A spokesman from the United Nations Joint Logistic Centre (UNJLC) explained: "The vegetation imagery and processing provided by UNOSAT and Respond was essential to conduct spatial analysis and assign cooking fuel priorities to settlements and IDP (Internally Displaced Persons) camps."
Once completed, the maps are distributed through the internet, for use in the field either in electronic or printed-out form. The mapping unit of the UN HIC also receives the map components so they can include them in any maps they produce locally.
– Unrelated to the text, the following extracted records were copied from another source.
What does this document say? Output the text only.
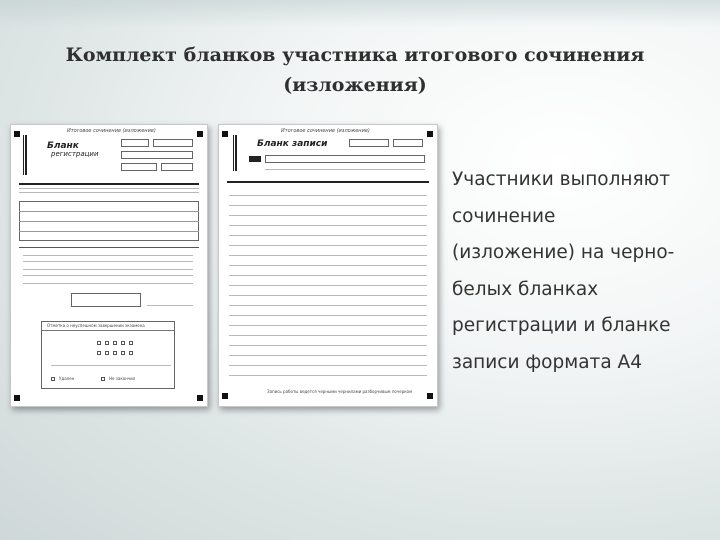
Комплект бланков участника итогового сочинения
(изложения)
Итоговое сочинение (изложение)
Бланк
регистрации
Отметка о неуспешном завершении экзамена
Удален	Не закончил
Итоговое сочинение (изложение)
Бланк записи
Запись работы ведется черными чернилами разборчивым почерком
Участники выполняют
сочинение
(изложение) на черно-
белых бланках
регистрации и бланке
записи формата А4
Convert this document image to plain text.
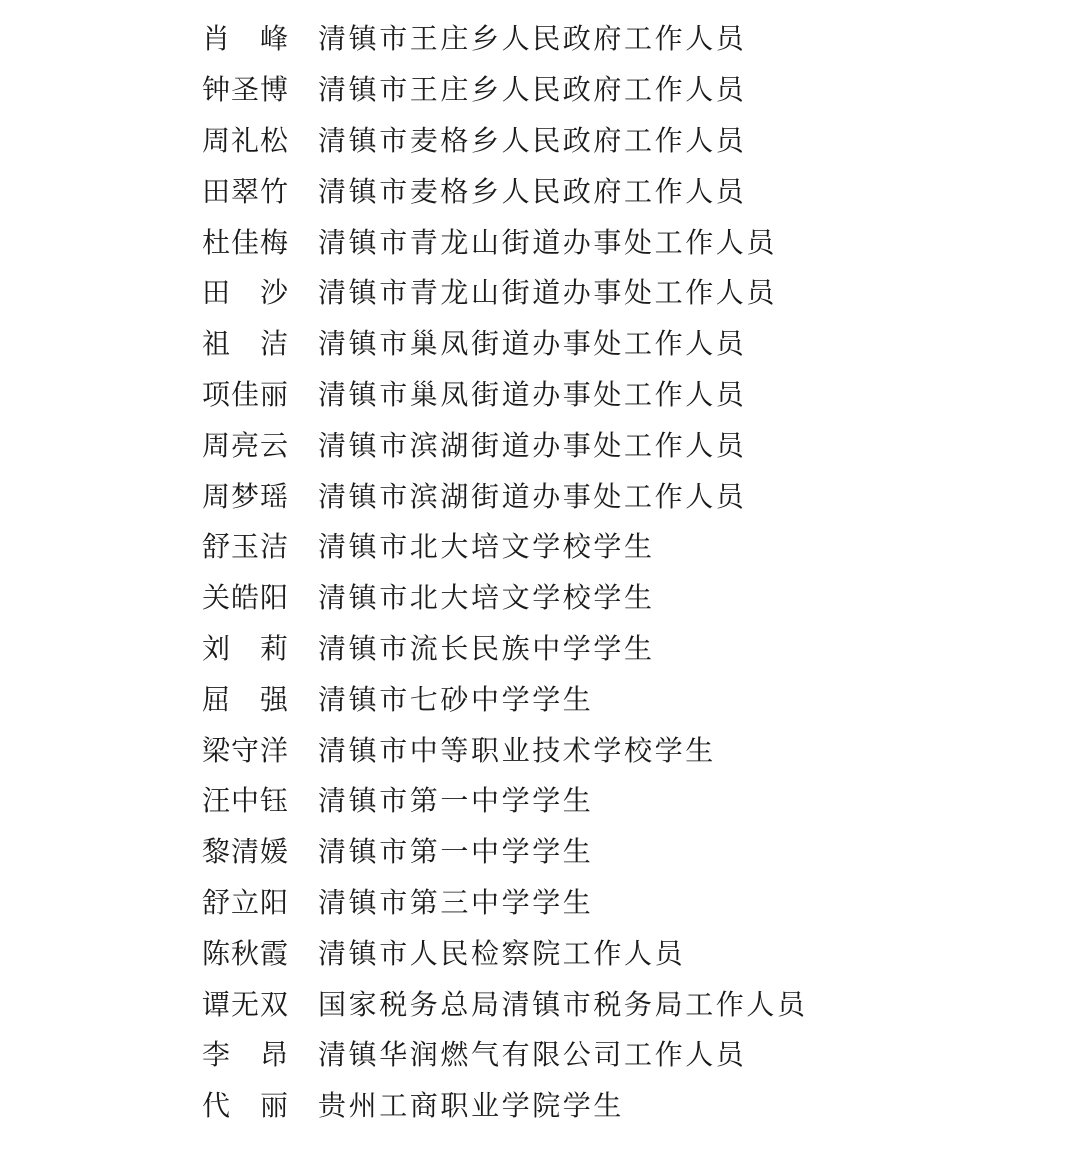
肖　峰	清镇市王庄乡人民政府工作人员
钟圣博	清镇市王庄乡人民政府工作人员
周礼松	清镇市麦格乡人民政府工作人员
田翠竹	清镇市麦格乡人民政府工作人员
杜佳梅	清镇市青龙山街道办事处工作人员
田　沙	清镇市青龙山街道办事处工作人员
祖　洁	清镇市巢凤街道办事处工作人员
项佳丽	清镇市巢凤街道办事处工作人员
周亮云	清镇市滨湖街道办事处工作人员
周梦瑶	清镇市滨湖街道办事处工作人员
舒玉洁	清镇市北大培文学校学生
关皓阳	清镇市北大培文学校学生
刘　莉	清镇市流长民族中学学生
屈　强	清镇市七砂中学学生
梁守洋	清镇市中等职业技术学校学生
汪中钰	清镇市第一中学学生
黎清媛	清镇市第一中学学生
舒立阳	清镇市第三中学学生
陈秋霞	清镇市人民检察院工作人员
谭无双	国家税务总局清镇市税务局工作人员
李　昂	清镇华润燃气有限公司工作人员
代　丽	贵州工商职业学院学生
The Respond consortium partner AlertNet is particularly valuable as a channel to some 300 NGO partner organisations.
A total of eight industrial partners from five countries are working within the Respond consortium. Respond was set up in February this year as an operational service to supply Earth Observation-based geo-information products in support of humanitarian operations worldwide.
It is part of a suite of space-based services developed as ESA's initial contribution to its Global Monitoring for Environment and Security (GMES) initiative. Run jointly with the European Commission, GMES is a wide-ranging plan to provide Europe with an independent global monitoring capability. The ongoing Darfur crisis represents Respond's first full-scale operation.